Is Apple’s iCloud a game-changer? No, it just moves the goalposts that Google, Microsoft and Amazon.com have already been using, writes ARTHUR GOLDSTUCK
The goalposts in the gadget game moved once more this week, as it always tends to do when Apple CEO Steve Jobs makes an announcement. But, as is also usually the case, the worshipping hype hides the mundane truth that lurks beneath. The new goalposts are planted in the playing field called the Cloud. That is one of the greatest misnomers of all time, since it represents information stored in bunker-like data centres where back-up generators and military-grade security are as important as computer storage capacity. For consumers, the cloud equals Web-based applications and services. For the corporation, it means software applications and data accessed via the Internet. If they called it the Vault, everyone would understand it better. Or, perhaps, the iCloud. That’s what Jobs did this week, announcing a service that synchronises all information stored on Apple devices with the Cloud. As is also usually the case, it’s in the branding and the marketing that Apple has really changed the game. Suddenly, the Cloud all makes sense. The truth that lies beneath, however, is that Apple is very late to the Cloud game. Kick-off came several years ago.

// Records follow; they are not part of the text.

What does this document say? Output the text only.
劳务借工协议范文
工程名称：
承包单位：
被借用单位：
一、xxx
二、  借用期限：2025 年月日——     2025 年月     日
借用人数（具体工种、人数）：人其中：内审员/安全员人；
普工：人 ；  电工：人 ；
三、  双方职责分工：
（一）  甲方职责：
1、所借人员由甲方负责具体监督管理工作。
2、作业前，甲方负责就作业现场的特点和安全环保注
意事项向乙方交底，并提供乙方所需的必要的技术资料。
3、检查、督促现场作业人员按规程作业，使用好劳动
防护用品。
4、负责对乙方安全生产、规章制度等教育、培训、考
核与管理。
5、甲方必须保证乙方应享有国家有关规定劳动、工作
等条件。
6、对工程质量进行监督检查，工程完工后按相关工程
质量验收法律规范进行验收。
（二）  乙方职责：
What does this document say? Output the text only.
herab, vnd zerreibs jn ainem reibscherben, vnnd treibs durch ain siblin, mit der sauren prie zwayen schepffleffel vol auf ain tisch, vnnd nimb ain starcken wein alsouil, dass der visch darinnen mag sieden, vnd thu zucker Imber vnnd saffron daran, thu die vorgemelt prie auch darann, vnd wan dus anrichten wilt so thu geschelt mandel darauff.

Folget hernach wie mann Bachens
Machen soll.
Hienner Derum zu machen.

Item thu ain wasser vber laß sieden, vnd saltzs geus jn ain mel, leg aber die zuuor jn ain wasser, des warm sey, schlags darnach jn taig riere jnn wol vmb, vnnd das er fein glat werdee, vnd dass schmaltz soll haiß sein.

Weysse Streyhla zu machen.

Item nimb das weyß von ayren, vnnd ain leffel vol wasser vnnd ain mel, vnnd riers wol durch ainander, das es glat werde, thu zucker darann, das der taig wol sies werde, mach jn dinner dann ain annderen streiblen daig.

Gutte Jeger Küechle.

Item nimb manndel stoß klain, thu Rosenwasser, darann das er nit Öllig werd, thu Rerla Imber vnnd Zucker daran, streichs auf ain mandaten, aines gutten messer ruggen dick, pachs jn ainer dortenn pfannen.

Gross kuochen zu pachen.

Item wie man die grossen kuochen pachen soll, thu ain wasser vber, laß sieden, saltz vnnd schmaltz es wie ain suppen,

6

Three of the biggest technology brands in the world have already blazed the trail: * Google has developed its Cloud-based mail service, Gmail, into a broad offering that includes document creation and storage in the Cloud, not to mention synchronisation of a wide range of applications residing on ordinary gadgets. Please note: gadgets of any brand. * Microsoft offers a Cloud storage and synchronisation service called SkyDrive, which is designed to back up Microsoft Office documents, but is open to all applications as well as to all Internet users. With its new Windows Phone Mango operating system, Microsoft also allows photos to be stored on SkyDrive via e-mail, text, and even instant messaging. Videos can be uploaded to the cloud directly from the phone.
* Amazon.com offers developers, site owners, businesses and consumers a Cloud hosting service called S3, which stands for Simple Storage Server.
The latter perhaps best sums up the benefits and posiblities of the Cloud: ‚Amazon S3 provides a simple web services interface that can be used to store and retrieve any amount of data, at any time, from anywhere on the web. It gives any developer access to the same highly scalable, reliable, secure, fast, inexpensive infrastructure that Amazon uses to run its own global network of web sites. The service aims to maximize benefits of scale and to pass those benefits on to developers.‚
Microsoft’s SkyDrive is a game changer for a different reason: it offers 25GB of free storage, even more than Google, with no strings attached.
These three services all have one thing in common: anyone can use them, and any gadget can be synchronised with them, regardless of whether their names start with an ‚i‚ or not. Apple’s vision of the Cloud is one where you buy a ticket to their game, and bring only their gadgets to the game. There’s no doubt it will make for a better synchronised game, but it’s the adult equivalent of the kid who takes his ball home when others won’t play by his very personal rules.